Emergency/Out of hours care

Accessing urgent care when the surgery is closed


If you need emergency assistance for a life threatening condition dial 999 to request an ambulance.



If you need to speak to a doctor or nurse outside of surgery hours, health advice is available from Surrey’s NHS 111 service. The service runs from 6.30pm on weekdays until 8am the following morning and all day during weekends and bank holidays. If you have an urgent medical problem which cannot wait until the surgery re-opens, you can contact NHS 111 by dialling 111 from either your landline or mobile. NHS 111 is free to call from both mobiles and landlines. 

The NHS 111 service is staffed by a team of fully trained advisers, supported by experienced nurses and paramedics. They will ask you questions to assess your symptoms, then give you the healthcare advice you need or direct you straightaway to the local service that can help you best. That could be A&E, an out-of-hours doctor, an urgent care centre or a , a community nurse, an emergency dentist or a late-opening chemist. Where possible, the NHS 111 team will book you an appointment or transfer you directly to the people you need to speak to.

Always call 999 in a critical or life-threatening situation, for example if someone loses consciousness, is in a confused state, has severe chest pain, breathing difficulties or severe bleeding that can't be stopped.  If you or someone else is having a heart attack or stroke, call 999 immediately - every second counts with these conditions.

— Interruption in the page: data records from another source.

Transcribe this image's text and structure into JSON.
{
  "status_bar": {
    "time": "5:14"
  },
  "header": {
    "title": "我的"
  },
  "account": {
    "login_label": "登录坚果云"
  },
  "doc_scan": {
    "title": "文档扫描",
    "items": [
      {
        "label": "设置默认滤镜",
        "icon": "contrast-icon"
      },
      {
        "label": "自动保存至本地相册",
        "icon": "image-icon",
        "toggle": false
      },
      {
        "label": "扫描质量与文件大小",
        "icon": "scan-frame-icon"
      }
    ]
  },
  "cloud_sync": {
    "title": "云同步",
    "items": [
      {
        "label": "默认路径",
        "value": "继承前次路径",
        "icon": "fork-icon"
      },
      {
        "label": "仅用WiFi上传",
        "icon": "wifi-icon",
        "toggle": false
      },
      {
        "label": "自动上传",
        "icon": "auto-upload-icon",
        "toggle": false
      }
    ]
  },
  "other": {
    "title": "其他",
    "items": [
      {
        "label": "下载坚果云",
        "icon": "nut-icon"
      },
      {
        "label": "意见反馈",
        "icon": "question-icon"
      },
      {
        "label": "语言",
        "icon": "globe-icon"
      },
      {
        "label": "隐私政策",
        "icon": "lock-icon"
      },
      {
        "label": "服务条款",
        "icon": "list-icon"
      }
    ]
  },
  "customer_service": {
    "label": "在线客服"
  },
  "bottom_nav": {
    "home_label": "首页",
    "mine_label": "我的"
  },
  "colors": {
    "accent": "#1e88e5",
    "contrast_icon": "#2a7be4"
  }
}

Please contact them initially rather than attending casualty directly, as most problems can be resolved without having to endure a long wait in casualty.

For emergencies dial 999

Training of Doctors

This practice has been accredited as being suitable for the training of those doctors intending to become general practitioners.

This means that the practice and doctors have had to achieve a number of standards which have been assessed by the Deanery for Kent, Surrey and Sussex.

These are some points for your information:

  • Those doctors training to become GPs are called GP Registrars. They are employed by the practice.
  • The GP Registrar is a fully qualified doctor who is likely to have a lot of experience of hospital medicine.
  • Sometimes other doctors are also trained and supported in the practice.
  • If you are seeing a Registrar, you can expect to receive the quality of service you would get from your own GP. If you have any concerns, please mention this to a member of staff.
  • In order for the Registrars to successfully complete their training, they need to be assessed on their consulting skills. This is done by the appointed assessors viewing a video of the registrars consultations. You may be asked for your permission to have your consultation recorded in this way. If you agree, you will need to give your written permission by signing a consent form available at reception desk, which will be offered to you. If the doctor appears to be recording your consultation and you have not signed a consent form, you should indicate this to him or her immediately. The recording will be used for educational purposes only. Further information about this process and the confidentiality of it, can be obtained from the reception staff.
  • In addition to training Registrars, the surgery also occasionally provides training to medical students, usually in their final year of training. These students may be present at your consultation, but only with your permission. If you do not wish the student to be present, please advise the GP.